(Carybé - cavalgada)
Redescubro Rosa, o Guimarães. Releio, calmo,
estórias e mais estórias. Rumino seus bois, pastoreio em suas veredas, ouço
como música o chocalho da cascavel, me curvo à sua picada, estremeço no miado
das onças, ah! as onças, fugidias, pinturas impressionistas no sertão do velho
Chico. Leio e releio cada invenção metalinguística, cada requebro vocabular,
cada quebrada sintática, enquanto lá embaixo trabalham minhas tripas no ato de
defecar. Sim, porque releio Rosa no trono, do qual nenhum homem escapa, aliás,
nenhum ser vivo escapa. Comer, digerir, cagar, nisso se resume a vida, pode-se
dizer. O caboclo diz descomer, para o inglório cagar. Rosa, não sei. Não se
descome Rosa, só se digere, o que faz diferir o que entra pela boca do que
entra pelos olhos: o primeiro vai aos intestinos e se transforma em fezes para
manter a vida; o segundo vai direto ao cérebro e se transforma em
possibilidades de encantamento para iluminar o pensamento. Porque o encanto,
mais do que encantado, está lá, inteirinho, em cada frase, em cada invenção, em
cada personagem bizarro ou não, os nhôs do Rosa.
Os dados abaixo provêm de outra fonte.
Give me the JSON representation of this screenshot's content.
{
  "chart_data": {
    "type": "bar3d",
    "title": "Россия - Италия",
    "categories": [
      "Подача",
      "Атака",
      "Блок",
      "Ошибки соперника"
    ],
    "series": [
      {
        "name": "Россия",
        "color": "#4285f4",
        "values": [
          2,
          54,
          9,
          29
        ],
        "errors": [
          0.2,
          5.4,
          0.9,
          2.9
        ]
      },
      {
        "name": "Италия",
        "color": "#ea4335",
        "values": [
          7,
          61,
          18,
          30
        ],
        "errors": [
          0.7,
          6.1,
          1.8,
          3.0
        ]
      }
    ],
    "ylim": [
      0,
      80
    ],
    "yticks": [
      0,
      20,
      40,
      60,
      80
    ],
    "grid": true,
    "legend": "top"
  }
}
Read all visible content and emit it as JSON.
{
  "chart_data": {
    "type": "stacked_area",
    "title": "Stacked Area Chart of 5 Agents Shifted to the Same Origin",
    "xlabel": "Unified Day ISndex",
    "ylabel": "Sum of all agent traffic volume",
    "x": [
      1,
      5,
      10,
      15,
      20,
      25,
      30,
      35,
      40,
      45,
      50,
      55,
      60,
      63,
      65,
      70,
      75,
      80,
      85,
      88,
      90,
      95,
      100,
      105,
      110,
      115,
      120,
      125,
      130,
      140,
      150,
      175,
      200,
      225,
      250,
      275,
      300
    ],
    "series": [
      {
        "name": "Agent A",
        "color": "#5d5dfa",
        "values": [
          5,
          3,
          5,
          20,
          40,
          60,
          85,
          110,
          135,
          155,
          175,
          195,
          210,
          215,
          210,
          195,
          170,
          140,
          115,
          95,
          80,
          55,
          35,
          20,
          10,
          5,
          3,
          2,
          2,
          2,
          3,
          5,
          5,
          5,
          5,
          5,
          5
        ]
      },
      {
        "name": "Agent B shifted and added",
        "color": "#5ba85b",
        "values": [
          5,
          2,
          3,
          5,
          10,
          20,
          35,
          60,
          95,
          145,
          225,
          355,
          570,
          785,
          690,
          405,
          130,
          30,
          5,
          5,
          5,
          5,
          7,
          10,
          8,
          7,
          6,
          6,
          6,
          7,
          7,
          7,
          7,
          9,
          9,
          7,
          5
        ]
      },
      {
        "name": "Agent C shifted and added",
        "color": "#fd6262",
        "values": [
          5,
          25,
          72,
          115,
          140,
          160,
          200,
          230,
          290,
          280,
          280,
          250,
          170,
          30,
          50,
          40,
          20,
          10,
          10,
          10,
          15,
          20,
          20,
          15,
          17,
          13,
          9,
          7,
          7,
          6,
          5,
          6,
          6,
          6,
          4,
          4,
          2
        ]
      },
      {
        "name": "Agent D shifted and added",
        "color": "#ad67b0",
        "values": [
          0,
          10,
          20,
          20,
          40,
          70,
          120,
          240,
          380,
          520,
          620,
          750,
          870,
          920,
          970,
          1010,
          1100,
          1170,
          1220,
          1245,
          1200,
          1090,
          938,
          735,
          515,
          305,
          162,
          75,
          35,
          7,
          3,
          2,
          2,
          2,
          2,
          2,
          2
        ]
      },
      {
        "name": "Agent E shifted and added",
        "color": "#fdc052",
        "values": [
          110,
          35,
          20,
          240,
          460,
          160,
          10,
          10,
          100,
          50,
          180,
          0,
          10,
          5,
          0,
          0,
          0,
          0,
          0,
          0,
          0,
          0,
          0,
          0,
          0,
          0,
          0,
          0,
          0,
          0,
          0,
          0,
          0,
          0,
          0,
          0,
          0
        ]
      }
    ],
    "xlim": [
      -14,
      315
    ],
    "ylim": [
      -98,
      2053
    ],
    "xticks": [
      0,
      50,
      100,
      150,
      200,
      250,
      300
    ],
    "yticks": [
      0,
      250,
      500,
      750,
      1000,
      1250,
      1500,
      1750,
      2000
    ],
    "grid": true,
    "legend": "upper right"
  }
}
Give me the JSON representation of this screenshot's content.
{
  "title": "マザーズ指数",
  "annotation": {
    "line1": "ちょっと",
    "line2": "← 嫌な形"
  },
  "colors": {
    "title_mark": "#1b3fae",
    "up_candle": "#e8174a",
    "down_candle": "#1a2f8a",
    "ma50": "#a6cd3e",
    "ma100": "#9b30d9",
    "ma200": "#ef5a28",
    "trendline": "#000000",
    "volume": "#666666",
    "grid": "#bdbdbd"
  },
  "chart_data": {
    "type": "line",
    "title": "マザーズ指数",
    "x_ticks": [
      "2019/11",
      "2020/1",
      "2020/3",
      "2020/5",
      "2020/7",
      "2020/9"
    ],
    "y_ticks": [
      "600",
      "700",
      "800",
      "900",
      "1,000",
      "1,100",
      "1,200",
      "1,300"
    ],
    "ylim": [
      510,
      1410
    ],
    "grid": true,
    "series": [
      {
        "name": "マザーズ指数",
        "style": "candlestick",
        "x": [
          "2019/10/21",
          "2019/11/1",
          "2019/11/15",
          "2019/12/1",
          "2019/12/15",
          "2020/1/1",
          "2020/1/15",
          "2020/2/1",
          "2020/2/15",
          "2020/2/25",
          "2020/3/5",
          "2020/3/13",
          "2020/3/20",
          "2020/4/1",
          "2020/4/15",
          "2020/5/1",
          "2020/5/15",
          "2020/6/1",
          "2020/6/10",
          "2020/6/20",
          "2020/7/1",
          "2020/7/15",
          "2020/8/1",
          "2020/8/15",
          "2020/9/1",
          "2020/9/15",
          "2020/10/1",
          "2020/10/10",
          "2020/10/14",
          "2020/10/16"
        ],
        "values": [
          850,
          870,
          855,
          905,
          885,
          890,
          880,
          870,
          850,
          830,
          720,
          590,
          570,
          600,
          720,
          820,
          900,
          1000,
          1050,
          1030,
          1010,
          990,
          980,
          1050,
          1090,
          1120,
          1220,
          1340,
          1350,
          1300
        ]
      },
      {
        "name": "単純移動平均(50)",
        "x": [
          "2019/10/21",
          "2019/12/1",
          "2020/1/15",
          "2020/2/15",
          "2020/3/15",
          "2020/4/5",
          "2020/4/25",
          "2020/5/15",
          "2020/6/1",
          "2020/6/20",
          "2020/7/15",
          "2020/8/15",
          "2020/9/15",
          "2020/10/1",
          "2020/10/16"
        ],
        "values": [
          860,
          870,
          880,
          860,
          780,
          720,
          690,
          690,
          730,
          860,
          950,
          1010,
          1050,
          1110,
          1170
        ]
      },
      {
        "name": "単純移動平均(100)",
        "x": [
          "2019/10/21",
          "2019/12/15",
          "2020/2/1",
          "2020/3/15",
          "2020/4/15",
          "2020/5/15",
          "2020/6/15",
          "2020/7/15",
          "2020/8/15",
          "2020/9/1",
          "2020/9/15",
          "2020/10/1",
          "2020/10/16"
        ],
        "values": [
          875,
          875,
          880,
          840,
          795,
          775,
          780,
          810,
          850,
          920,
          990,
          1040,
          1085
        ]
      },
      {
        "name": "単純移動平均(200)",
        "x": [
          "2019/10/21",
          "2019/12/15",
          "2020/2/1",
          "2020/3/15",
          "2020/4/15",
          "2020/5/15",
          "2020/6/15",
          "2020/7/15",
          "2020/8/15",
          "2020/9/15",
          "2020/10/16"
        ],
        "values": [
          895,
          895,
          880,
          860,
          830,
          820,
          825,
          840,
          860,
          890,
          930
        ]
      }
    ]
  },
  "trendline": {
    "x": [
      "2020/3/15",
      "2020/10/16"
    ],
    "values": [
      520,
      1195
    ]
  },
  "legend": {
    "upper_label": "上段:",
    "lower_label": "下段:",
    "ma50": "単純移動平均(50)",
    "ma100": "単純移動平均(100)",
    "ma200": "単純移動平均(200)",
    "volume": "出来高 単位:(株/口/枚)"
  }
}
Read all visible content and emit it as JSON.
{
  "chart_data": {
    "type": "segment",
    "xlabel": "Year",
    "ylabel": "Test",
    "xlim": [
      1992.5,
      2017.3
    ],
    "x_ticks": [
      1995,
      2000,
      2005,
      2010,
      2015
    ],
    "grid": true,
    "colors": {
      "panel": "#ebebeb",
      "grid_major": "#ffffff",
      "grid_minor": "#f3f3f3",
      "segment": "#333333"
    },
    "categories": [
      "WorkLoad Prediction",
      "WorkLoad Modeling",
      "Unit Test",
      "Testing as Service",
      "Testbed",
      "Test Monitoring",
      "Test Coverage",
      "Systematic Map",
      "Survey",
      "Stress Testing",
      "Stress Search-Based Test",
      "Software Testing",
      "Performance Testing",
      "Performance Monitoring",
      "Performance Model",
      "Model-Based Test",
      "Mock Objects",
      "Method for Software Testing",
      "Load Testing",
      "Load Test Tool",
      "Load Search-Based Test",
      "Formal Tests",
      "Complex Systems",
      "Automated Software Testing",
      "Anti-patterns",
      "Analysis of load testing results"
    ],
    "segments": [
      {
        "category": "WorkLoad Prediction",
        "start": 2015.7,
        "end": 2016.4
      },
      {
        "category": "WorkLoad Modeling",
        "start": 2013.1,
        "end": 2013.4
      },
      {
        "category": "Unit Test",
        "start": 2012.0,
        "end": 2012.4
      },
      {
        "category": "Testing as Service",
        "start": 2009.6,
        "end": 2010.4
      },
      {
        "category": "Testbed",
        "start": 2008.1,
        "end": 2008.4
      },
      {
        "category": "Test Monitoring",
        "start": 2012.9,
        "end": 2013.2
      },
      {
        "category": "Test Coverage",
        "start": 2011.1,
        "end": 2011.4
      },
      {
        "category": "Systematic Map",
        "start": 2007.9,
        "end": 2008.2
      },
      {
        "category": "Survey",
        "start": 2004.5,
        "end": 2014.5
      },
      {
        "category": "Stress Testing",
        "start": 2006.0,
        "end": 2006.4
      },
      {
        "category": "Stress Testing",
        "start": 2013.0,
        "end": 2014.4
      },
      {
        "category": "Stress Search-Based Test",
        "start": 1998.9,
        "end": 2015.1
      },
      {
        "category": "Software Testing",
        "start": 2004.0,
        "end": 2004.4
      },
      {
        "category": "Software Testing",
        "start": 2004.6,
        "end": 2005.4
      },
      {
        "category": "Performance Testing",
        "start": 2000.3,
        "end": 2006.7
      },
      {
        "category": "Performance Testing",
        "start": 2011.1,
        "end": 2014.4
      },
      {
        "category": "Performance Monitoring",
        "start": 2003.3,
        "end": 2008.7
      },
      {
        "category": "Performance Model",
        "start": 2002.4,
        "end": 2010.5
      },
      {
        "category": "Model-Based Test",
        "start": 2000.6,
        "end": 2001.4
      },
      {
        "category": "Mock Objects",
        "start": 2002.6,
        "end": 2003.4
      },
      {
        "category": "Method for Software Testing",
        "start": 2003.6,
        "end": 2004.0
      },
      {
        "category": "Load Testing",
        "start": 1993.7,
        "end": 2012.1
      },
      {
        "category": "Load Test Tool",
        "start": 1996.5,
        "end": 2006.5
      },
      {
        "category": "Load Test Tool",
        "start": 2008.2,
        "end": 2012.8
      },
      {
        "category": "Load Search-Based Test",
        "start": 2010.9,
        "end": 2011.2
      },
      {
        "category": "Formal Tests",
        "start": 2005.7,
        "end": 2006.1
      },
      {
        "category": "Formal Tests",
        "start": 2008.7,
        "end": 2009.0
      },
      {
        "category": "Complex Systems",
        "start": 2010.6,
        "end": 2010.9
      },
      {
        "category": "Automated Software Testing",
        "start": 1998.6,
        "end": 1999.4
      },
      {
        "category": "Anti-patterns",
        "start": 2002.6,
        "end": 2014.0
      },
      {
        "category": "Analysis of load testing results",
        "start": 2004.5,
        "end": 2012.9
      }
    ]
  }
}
O encantamento sertanejo,
sertão vivo, vivido, andado e palmilhado com diplomacia e elegância de
analista. Nada se lhe escapa, enquanto tudo se lhe entrega em mistério, em
música, em sombra e luz de veredas, em pata de cavalo ou chifre de boi. Rosa
rasga o verbo e desentranha o sertanejo, o boiadeiro, usos e costumes singelos
em metáforas de beletrismo, mas não o beletrismo de academia, mas aquele do
linguajar rústico, de nonadas recheado, pleno de angústia e sarcasmo, mesmo
diante da desgraça. Cago-me em Rosa, intestinos soltos, a mente livre, o
encanto suspendido em silêncio, no único momento e lugar em que estou só,
tremendamente só comigo mesmo. E Rosa é a companhia silenciosa, ruminante, um
boi na privada, na vida privada de sonho.